Different from traditional word embeddings, ELMo produced multiple word embeddings per single word for different scenarios. Higher-level layers capture context-dependent aspects of word embeddings while lower-level layers capture model aspects of syntax. In the simplest case, we only use top layer (1 layer only) from ELMo while we can also combine all layers into a single vector.

Recurrent Neural Network (RNN)

RNN is a very important variant of neural network heavily used in natural language processing.

Conceptually they differ from a standard neural network as the standard input in a RNN is a word instead of the entire sample as in the case of a standard neural network. This gives the flexibility for the network to work with varying lengths of sentences, something which cannot be achieved in a standard neural network due to it’s fixed structure. It also provides an additional advantage of sharing features learned across different positions of text which can not be obtained in a standard neural network.

RNN architecture

An RNN treats each word of a sentence as a separate input occurring at time ‘t’ and uses the activation value at ‘t-1’ also, as an input in addition to the input at time ‘t’. The diagram below shows a detailed structure of an RNN architecture.


It is a modification in the basic recurrent unit which helps to capture long range dependencies and also help a lot in fixing vanishing gradient problem.

GRU consists of an additional memory unit commonly referred as an update gate or a reset gate. Apart from the usual neural unit with sigmoid function and softmax for output it contains an additional unit with tanh as an activation function. Tanh is used since its output can be both positive and negative hence can be used for both scaling up and down. The output from this unit is then combined with the activation input to update the value of the memory cell.


In LSTM architecture instead of having one update gate as in GRU there is an update gate and a forget gate.

LSTM Architecture

This architecture gives the memory cell an option of keeping the old value at time t-1 and adding to it the value at time t.

Bi-directional RNN:

Previous architectures only consider previous values but BRNN consider previous and after inputs.

A bi-directional RNN consists of a forward and a backward recurrent neural network and final prediction is made combining the results of both the networks at any given time t, as can be seen in the image.

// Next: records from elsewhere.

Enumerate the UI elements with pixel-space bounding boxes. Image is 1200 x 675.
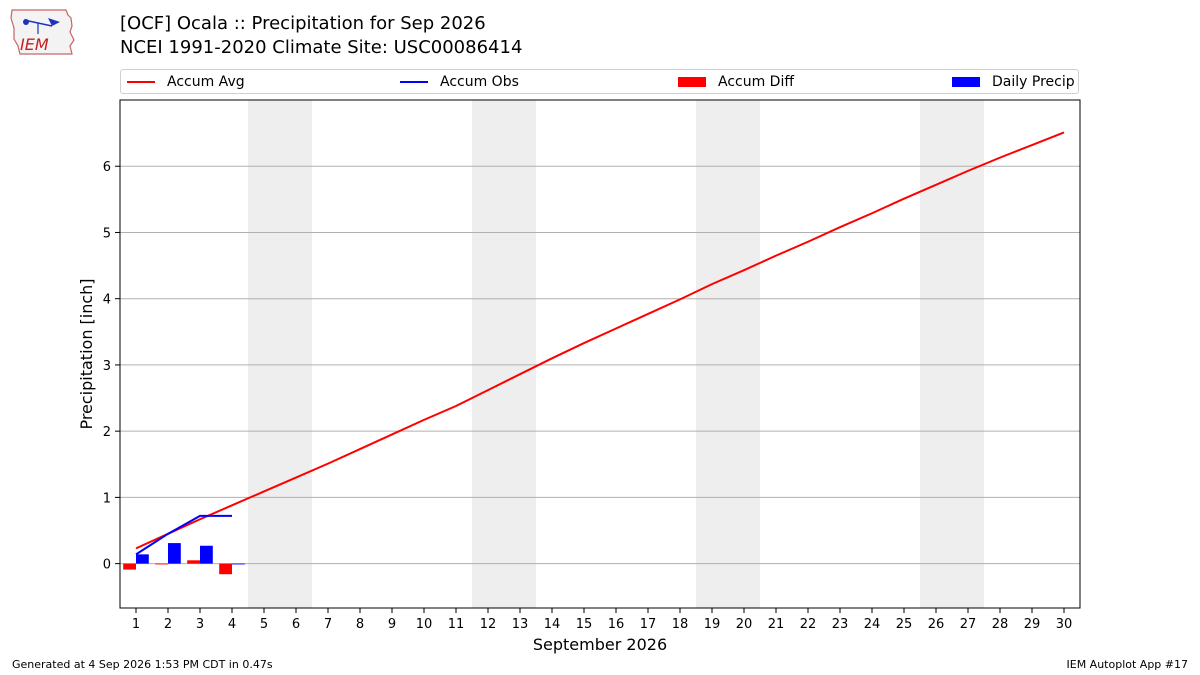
legend-swatch-accum-avg: [127, 80, 155, 83]
y-axis-ticks: 0 1 2 3 4 5 6: [103, 160, 120, 573]
legend-item-accum-avg: Accum Avg: [127, 70, 245, 93]
iem-logo-icon: IEM: [10, 9, 75, 55]
x-tick-label-26: 26: [928, 617, 945, 632]
legend: Accum Avg Accum Obs Accum Diff Daily Pre…: [120, 69, 1079, 94]
bar-daily-precip-1: [136, 554, 149, 564]
logo-text: IEM: [20, 35, 49, 54]
y-axis-label: Precipitation [inch]: [77, 278, 96, 429]
x-tick-label-18: 18: [672, 617, 689, 632]
y-tick-label-6: 6: [103, 160, 111, 175]
x-tick-label-27: 27: [960, 617, 977, 632]
legend-item-accum-diff: Accum Diff: [678, 70, 794, 93]
x-tick-label-11: 11: [448, 617, 465, 632]
legend-label-accum-avg: Accum Avg: [167, 73, 245, 90]
x-tick-label-25: 25: [896, 617, 913, 632]
x-tick-label-2: 2: [164, 617, 172, 632]
bar-series: [123, 543, 245, 575]
x-tick-label-7: 7: [324, 617, 332, 632]
x-tick-label-22: 22: [800, 617, 817, 632]
legend-label-accum-diff: Accum Diff: [718, 73, 795, 90]
y-tick-label-4: 4: [103, 293, 111, 308]
generated-timestamp: Generated at 4 Sep 2026 1:53 PM CDT in 0…: [12, 658, 273, 671]
x-tick-label-28: 28: [992, 617, 1009, 632]
x-tick-label-4: 4: [228, 617, 236, 632]
legend-item-daily-precip: Daily Precip: [952, 70, 1075, 93]
x-tick-label-6: 6: [292, 617, 300, 632]
y-tick-label-5: 5: [103, 226, 111, 241]
x-axis-ticks: 1 2 3 4 5 6 7 8 9 10 11 12 13 14 15 16 17 18 19 20 21 22 23 24 2…: [132, 608, 1072, 632]
app-credit: IEM Autoplot App #17: [1066, 658, 1189, 671]
x-tick-label-24: 24: [864, 617, 881, 632]
y-tick-label-1: 1: [103, 491, 111, 506]
y-tick-label-0: 0: [103, 558, 111, 573]
bar-accum-diff-2: [155, 563, 168, 565]
x-tick-label-20: 20: [736, 617, 753, 632]
legend-swatch-daily-precip: [952, 76, 980, 87]
series-line-accum-obs: [135, 514, 232, 556]
series-line-accum-avg: [135, 131, 1065, 550]
bar-daily-precip-3: [200, 545, 213, 564]
x-tick-label-1: 1: [132, 617, 140, 632]
legend-label-accum-obs: Accum Obs: [440, 73, 519, 90]
y-tick-label-2: 2: [103, 425, 111, 440]
x-tick-label-17: 17: [640, 617, 657, 632]
bar-daily-precip-2: [168, 543, 181, 564]
x-tick-label-13: 13: [512, 617, 529, 632]
x-tick-label-10: 10: [416, 617, 433, 632]
x-axis-label: September 2026: [533, 635, 667, 654]
y-tick-label-3: 3: [103, 359, 111, 374]
legend-item-accum-obs: Accum Obs: [400, 70, 519, 93]
bar-accum-diff-1: [123, 563, 136, 570]
legend-swatch-accum-obs: [400, 80, 428, 83]
chart-title: [OCF] Ocala :: Precipitation for Sep 202…: [120, 13, 486, 34]
x-tick-label-12: 12: [480, 617, 497, 632]
x-tick-label-15: 15: [576, 617, 593, 632]
x-tick-label-23: 23: [832, 617, 849, 632]
weekend-shading: [248, 100, 984, 608]
x-tick-label-16: 16: [608, 617, 625, 632]
bar-accum-diff-3: [187, 560, 200, 564]
x-tick-label-14: 14: [544, 617, 561, 632]
weekend-band-1: [472, 100, 536, 608]
x-tick-label-3: 3: [196, 617, 204, 632]
weekend-band-3: [920, 100, 984, 608]
plot-frame: [119, 99, 1081, 609]
weekend-band-0: [248, 100, 312, 608]
chart-subtitle: NCEI 1991-2020 Climate Site: USC00086414: [120, 37, 523, 58]
bar-accum-diff-4: [219, 563, 232, 575]
x-tick-label-21: 21: [768, 617, 785, 632]
x-tick-label-8: 8: [356, 617, 364, 632]
x-tick-label-9: 9: [388, 617, 396, 632]
weekend-band-2: [696, 100, 760, 608]
legend-label-daily-precip: Daily Precip: [992, 73, 1075, 90]
x-tick-label-19: 19: [704, 617, 721, 632]
iem-logo: IEM: [8, 6, 80, 58]
grid-lines: [120, 165, 1080, 565]
bar-daily-precip-4: [232, 563, 245, 565]
x-tick-label-5: 5: [260, 617, 268, 632]
line-series: [135, 131, 1065, 556]
x-tick-label-29: 29: [1024, 617, 1041, 632]
legend-swatch-accum-diff: [678, 76, 706, 87]
x-tick-label-30: 30: [1056, 617, 1073, 632]
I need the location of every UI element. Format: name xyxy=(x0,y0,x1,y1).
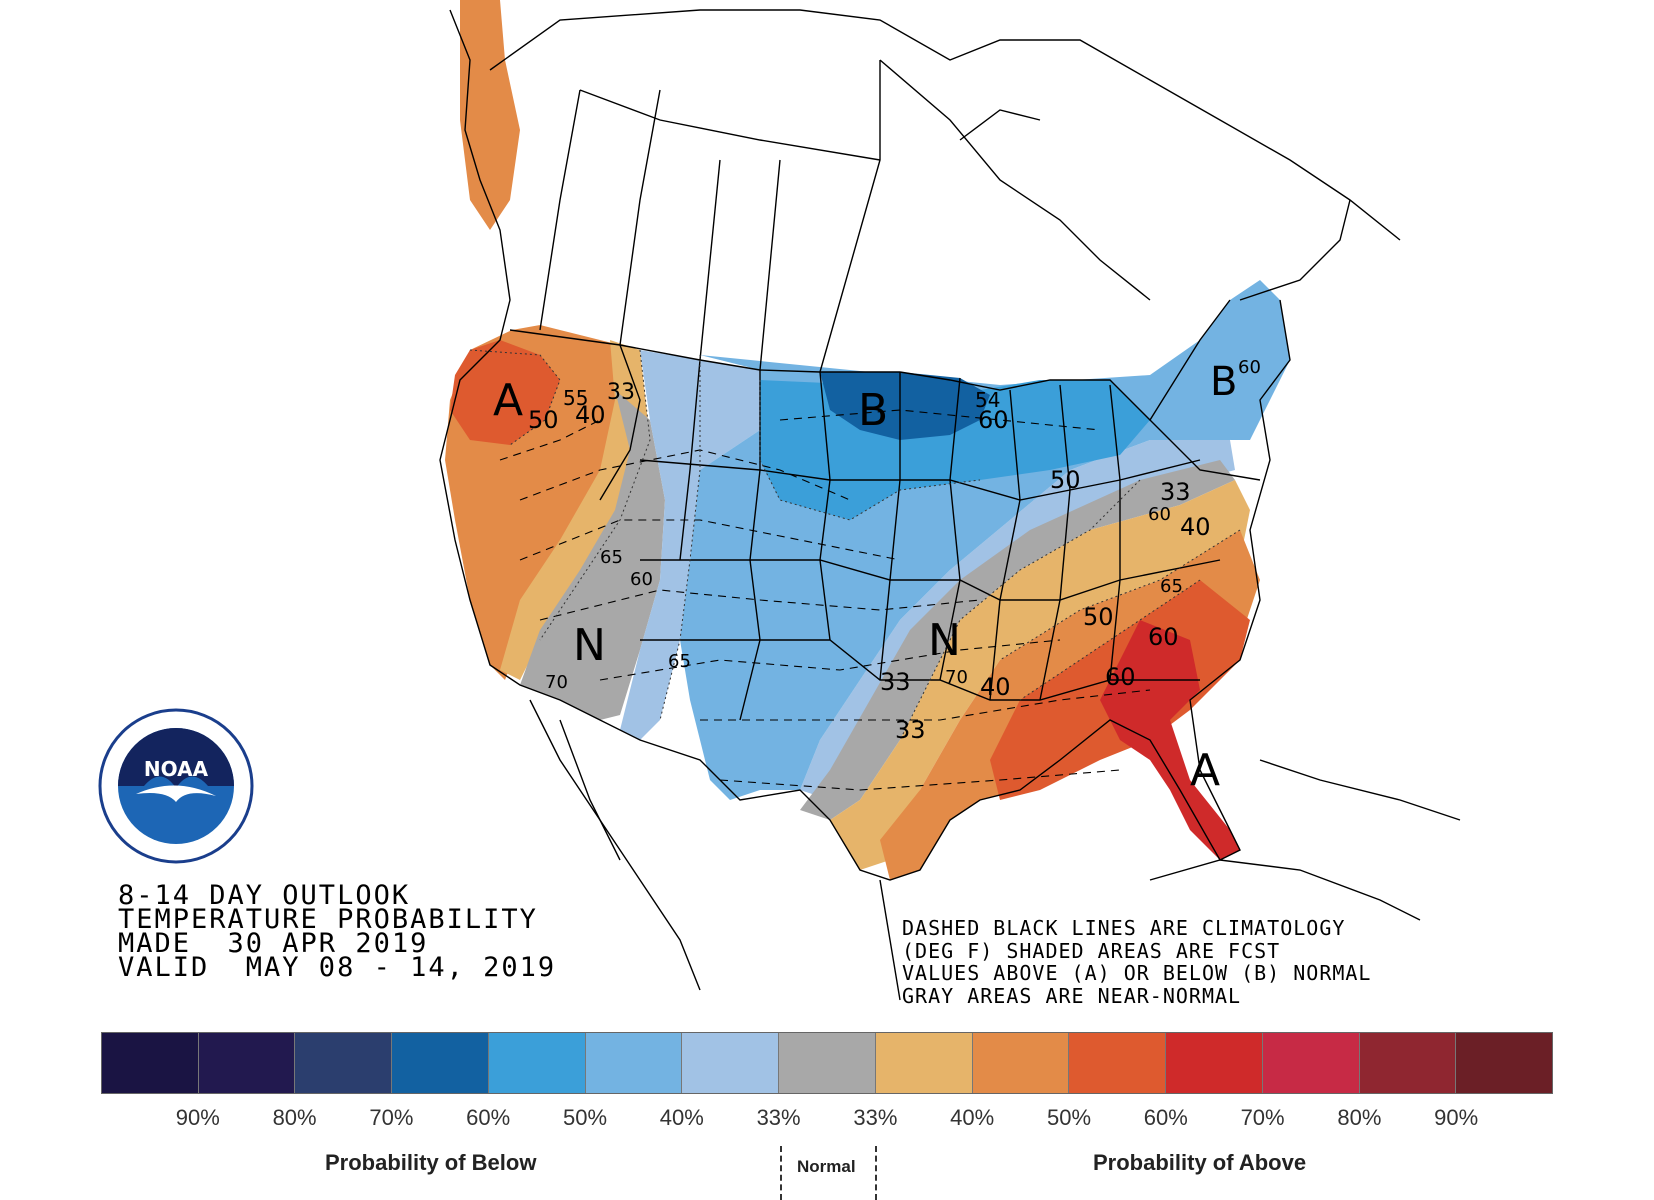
legend-swatch xyxy=(1069,1033,1167,1093)
legend-tick-label: 60% xyxy=(1143,1105,1188,1130)
legend-tick-label: 80% xyxy=(1337,1105,1382,1130)
legend-tick-label: 80% xyxy=(272,1105,317,1130)
legend-swatch xyxy=(392,1033,489,1093)
normal-divider-right xyxy=(875,1146,877,1200)
below-caption: Probability of Below xyxy=(325,1150,537,1175)
southwest-near-normal xyxy=(520,390,665,720)
contour-label: 33 xyxy=(607,380,635,405)
contour-label: 40 xyxy=(980,673,1011,701)
above-caption: Probability of Above xyxy=(1093,1150,1307,1175)
map-notes: DASHED BLACK LINES ARE CLIMATOLOGY (DEG … xyxy=(902,917,1371,1007)
legend-swatch xyxy=(198,1033,296,1093)
note-line-1: DASHED BLACK LINES ARE CLIMATOLOGY xyxy=(902,916,1346,940)
central-near-normal xyxy=(800,460,1235,820)
normal-divider-left xyxy=(780,1146,782,1200)
legend-swatch xyxy=(295,1033,393,1093)
contour-label: 55 xyxy=(563,386,588,410)
legend-swatch xyxy=(682,1033,780,1093)
contour-label: 50 xyxy=(1083,603,1114,631)
note-line-3: VALUES ABOVE (A) OR BELOW (B) NORMAL xyxy=(902,961,1372,985)
contour-label: 33 xyxy=(895,716,926,744)
legend-tick-label: 50% xyxy=(562,1105,608,1130)
title-line-made-date: MADE 30 APR 2019 xyxy=(118,928,429,959)
note-line-4: GRAY AREAS ARE NEAR-NORMAL xyxy=(902,983,1242,1008)
northwest-coast-above xyxy=(460,0,520,230)
legend-swatch xyxy=(972,1033,1070,1093)
contour-label: 60 xyxy=(1148,623,1179,651)
contour-label: 60 xyxy=(1238,357,1261,378)
legend-tick-label: 33% xyxy=(853,1105,898,1130)
below-label-northeast: B xyxy=(1210,359,1237,405)
legend-tick-label: 70% xyxy=(1240,1105,1285,1130)
contour-label: 33 xyxy=(1160,478,1191,506)
probability-legend xyxy=(101,1032,1553,1094)
legend-swatch xyxy=(875,1033,973,1093)
contour-label: 54 xyxy=(975,388,1000,412)
legend-tick-label: 40% xyxy=(659,1105,704,1130)
noaa-logo: NOAA xyxy=(98,708,254,864)
legend-swatch xyxy=(779,1033,876,1093)
contour-label: 60 xyxy=(1105,663,1136,691)
legend-tick-label: 40% xyxy=(950,1105,995,1130)
west-above-33-band xyxy=(500,340,650,680)
legend-swatch xyxy=(1359,1033,1457,1093)
legend-swatch xyxy=(488,1033,586,1093)
west-above-50-core xyxy=(450,340,560,445)
near-normal-label-southwest: N xyxy=(573,620,606,671)
northeast-below xyxy=(1230,280,1290,440)
contour-label: 60 xyxy=(630,569,653,590)
legend-tick-label: 70% xyxy=(369,1105,414,1130)
legend-tick-label: 90% xyxy=(1434,1105,1479,1130)
legend-swatch xyxy=(1262,1033,1360,1093)
contour-label: 50 xyxy=(1050,466,1081,494)
outlook-title: 8-14 DAY OUTLOOK TEMPERATURE PROBABILITY… xyxy=(118,880,557,983)
contour-label: 65 xyxy=(1160,576,1183,597)
below-label-north: B xyxy=(858,385,888,436)
outlook-map: A B B A N N 50 55 40 33 65 60 70 65 54 6… xyxy=(439,0,1461,1001)
probability-contours xyxy=(469,349,1241,741)
near-normal-label-central: N xyxy=(928,615,961,666)
legend-tick-label: 33% xyxy=(756,1105,801,1130)
contour-label: 60 xyxy=(978,406,1009,434)
legend-tick-label: 60% xyxy=(466,1105,511,1130)
legend-swatch xyxy=(102,1033,199,1093)
contour-label: 65 xyxy=(600,547,623,568)
contour-label: 70 xyxy=(945,667,968,688)
contour-label: 65 xyxy=(668,651,691,672)
southeast-above-33 xyxy=(830,480,1250,870)
contour-label: 33 xyxy=(880,668,911,696)
contour-label: 60 xyxy=(1148,504,1171,525)
normal-caption: Normal xyxy=(797,1157,856,1176)
below-60-core xyxy=(820,372,990,440)
title-line-product: 8-14 DAY OUTLOOK xyxy=(118,880,411,911)
title-line-valid-range: VALID MAY 08 - 14, 2019 xyxy=(118,952,557,983)
title-line-variable: TEMPERATURE PROBABILITY xyxy=(118,904,538,935)
legend-swatch xyxy=(1456,1033,1553,1093)
below-33-band xyxy=(620,350,760,740)
contour-label: 70 xyxy=(545,672,568,693)
map-labels: A B B A N N 50 55 40 33 65 60 70 65 54 6… xyxy=(493,357,1261,796)
legend-tick-label: 50% xyxy=(1046,1105,1092,1130)
above-label-southeast: A xyxy=(1190,745,1220,796)
legend-tick-label: 90% xyxy=(175,1105,220,1130)
contour-label: 40 xyxy=(575,401,606,429)
above-label-west: A xyxy=(493,375,523,426)
note-line-2: (DEG F) SHADED AREAS ARE FCST xyxy=(902,938,1281,963)
legend-swatch xyxy=(1166,1033,1263,1093)
contour-label: 40 xyxy=(1180,513,1211,541)
contour-label: 50 xyxy=(528,406,559,434)
noaa-wordmark: NOAA xyxy=(144,757,209,781)
legend-swatch xyxy=(585,1033,683,1093)
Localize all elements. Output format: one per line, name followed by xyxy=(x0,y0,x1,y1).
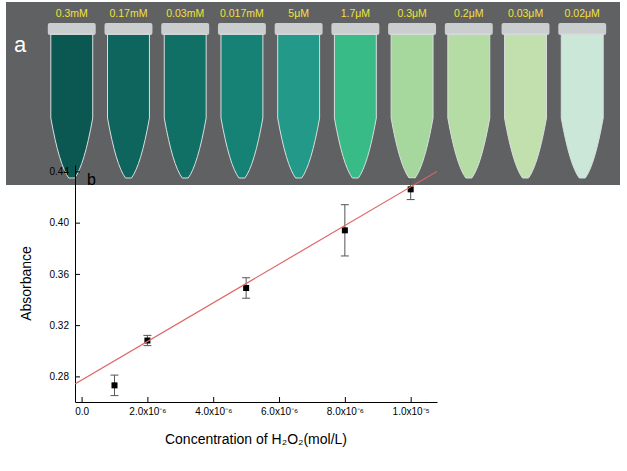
tick: 0.28 xyxy=(50,371,80,382)
error-bar-cap xyxy=(407,199,415,200)
photo-panel: 0.3mM 0.17mM 0.03mM 0.017mM 5μM 1.7μM 0.3μM 0.2… xyxy=(6,2,620,185)
error-bar xyxy=(341,205,349,256)
tick-mark xyxy=(213,397,214,402)
tube xyxy=(561,34,603,178)
tube-cap xyxy=(445,23,493,35)
tube-label: 0.17mM xyxy=(110,7,148,19)
axis-line xyxy=(75,166,76,403)
tick-label: 6.0x10⁻⁶ xyxy=(261,406,298,417)
tube-label: 0.02μM xyxy=(565,7,600,19)
y-axis: 0.28 0.32 0.36 0.40 0.44 xyxy=(50,166,80,403)
panel-label: a xyxy=(14,32,27,57)
tube xyxy=(164,34,206,178)
tube-cap xyxy=(218,23,266,35)
error-bar-cap xyxy=(143,345,151,346)
error-bar-cap xyxy=(110,375,118,376)
error-bar xyxy=(407,179,415,199)
tube xyxy=(51,34,93,178)
tick-mark xyxy=(82,397,83,402)
tube xyxy=(391,34,433,178)
tick-label: 0.36 xyxy=(50,269,70,280)
tick-label: 0.0 xyxy=(75,406,89,417)
tick-mark xyxy=(75,376,80,377)
tube-cap xyxy=(331,23,379,35)
chart-panel: 0.0 2.0x10⁻⁶ 4.0x10⁻⁶ 6.0x10⁻⁶ 8.0x10⁻⁶ 1.0x1… xyxy=(18,166,438,448)
tick: 0.36 xyxy=(50,269,80,280)
tube-cap xyxy=(161,23,209,35)
tick-mark xyxy=(75,171,80,172)
tick-mark xyxy=(75,325,80,326)
error-bar-cap xyxy=(143,335,151,336)
plot-area xyxy=(75,171,437,395)
tick: 0.40 xyxy=(50,217,80,228)
axis-line xyxy=(76,402,438,403)
tick-mark xyxy=(411,397,412,402)
tick-label: 4.0x10⁻⁶ xyxy=(195,406,232,417)
tick-label: 1.0x10⁻⁵ xyxy=(393,406,430,417)
tick-label: 0.40 xyxy=(50,217,70,228)
tick: 0.44 xyxy=(50,166,80,177)
tick-mark xyxy=(279,397,280,402)
error-bar-cap xyxy=(341,255,349,256)
tube xyxy=(505,34,547,178)
tick-mark xyxy=(75,274,80,275)
x-axis-title: Concentration of H₂O₂(mol/L) xyxy=(165,431,347,447)
tick-label: 0.32 xyxy=(50,320,70,331)
tick: 6.0x10⁻⁶ xyxy=(261,397,298,417)
tube-cap xyxy=(558,23,606,35)
tube xyxy=(108,34,150,178)
tube-label: 0.03mM xyxy=(166,7,204,19)
tube xyxy=(221,34,263,178)
data-point xyxy=(111,382,117,388)
error-bar-cap xyxy=(110,395,118,396)
tube-label: 0.2μM xyxy=(454,7,483,19)
tick-label: 0.44 xyxy=(50,166,70,177)
tick-mark xyxy=(147,397,148,402)
tick: 0.32 xyxy=(50,320,80,331)
tube-label: 0.3mM xyxy=(56,7,88,19)
tube-cap xyxy=(502,23,550,35)
data-point xyxy=(243,285,249,291)
tick-label: 0.28 xyxy=(50,371,70,382)
tick: 1.0x10⁻⁵ xyxy=(393,397,430,417)
panel-label: b xyxy=(87,171,96,188)
tube-label: 0.3μM xyxy=(397,7,426,19)
tick-mark xyxy=(345,397,346,402)
tube-label: 0.03μM xyxy=(508,7,543,19)
tick-mark xyxy=(75,223,80,224)
y-axis-title: Absorbance xyxy=(18,246,34,321)
tube-label: 0.017mM xyxy=(220,7,264,19)
error-bar xyxy=(110,375,118,395)
tick-label: 8.0x10⁻⁶ xyxy=(327,406,364,417)
tube-cap xyxy=(275,23,323,35)
tube-cap xyxy=(48,23,96,35)
tube-label: 1.7μM xyxy=(341,7,370,19)
tick: 2.0x10⁻⁶ xyxy=(129,397,166,417)
x-axis: 0.0 2.0x10⁻⁶ 4.0x10⁻⁶ 6.0x10⁻⁶ 8.0x10⁻⁶ 1.0x1… xyxy=(75,397,437,417)
tube xyxy=(334,34,376,178)
error-bar xyxy=(242,278,250,298)
tube xyxy=(448,34,490,178)
tube-cap xyxy=(105,23,153,35)
error-bar-cap xyxy=(242,298,250,299)
photo-background xyxy=(6,2,620,185)
error-bar-cap xyxy=(407,179,415,180)
error-bar-cap xyxy=(242,277,250,278)
fit-line xyxy=(75,171,437,384)
tube-label: 5μM xyxy=(288,7,309,19)
error-bar-cap xyxy=(341,204,349,205)
figure: 0.3mM 0.17mM 0.03mM 0.017mM 5μM 1.7μM 0.3μM 0.2… xyxy=(0,0,627,471)
tube xyxy=(278,34,320,178)
tick: 0.0 xyxy=(75,397,89,417)
tick: 8.0x10⁻⁶ xyxy=(327,397,364,417)
tick: 4.0x10⁻⁶ xyxy=(195,397,232,417)
data-point xyxy=(342,227,348,233)
tick-label: 2.0x10⁻⁶ xyxy=(129,406,166,417)
tube-cap xyxy=(388,23,436,35)
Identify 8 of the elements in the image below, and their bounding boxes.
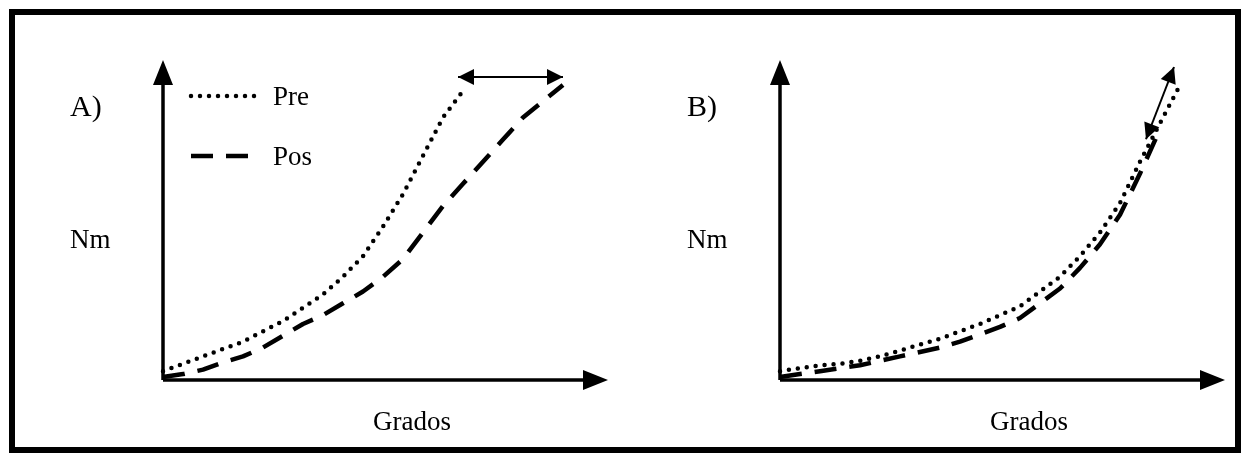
legend-label: Pre xyxy=(273,81,310,111)
y-axis-title: Nm xyxy=(70,224,111,254)
x-axis-title: Grados xyxy=(990,406,1068,436)
chart-title: B) xyxy=(687,89,717,123)
x-axis-title: Grados xyxy=(373,406,451,436)
y-axis-title: Nm xyxy=(687,224,728,254)
chart-title: A) xyxy=(70,89,102,123)
legend-label: Pos xyxy=(273,141,313,171)
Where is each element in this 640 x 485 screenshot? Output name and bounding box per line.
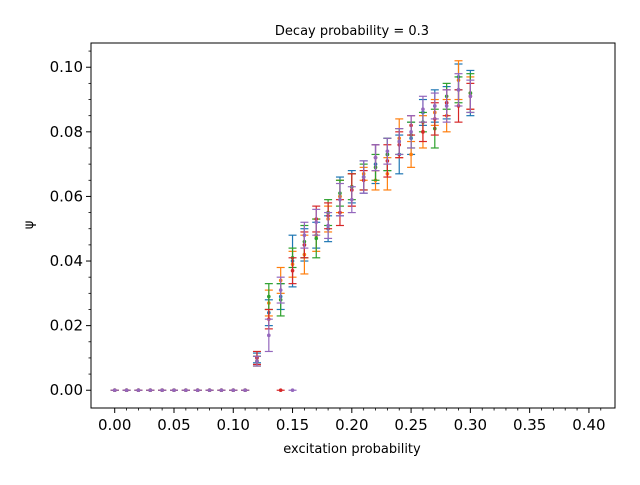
data-point <box>302 233 307 237</box>
data-point <box>314 220 319 225</box>
data-point <box>136 388 141 393</box>
data-point <box>243 388 247 393</box>
data-point <box>184 388 188 393</box>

Generative Adversarial Network:

The simplest way of looking at a GAN is as a generator network that is trained to produce realistic samples by introducing an adversary i.e. the discriminator network, whose job is to detect if a given sample is “real” or “fake”. Another way that I like to look at it is that the discriminator is a dynamically-updated evaluation metric for the tuning of the generator. Both, the generator and discriminator continuously improve until an equilibrium point is reached:

GAN Architecture
  1. The generator improves as it receives feedback as to how well its generated samples managed to fool the discriminator.
  2. The discriminator improves by being shown not only the “fake” samples generated by the generator, but also “real” samples drawn from a real-life distribution. This way it learns what generated samples look like and what real samples look like, thus enabling it to give better feedback to the generator.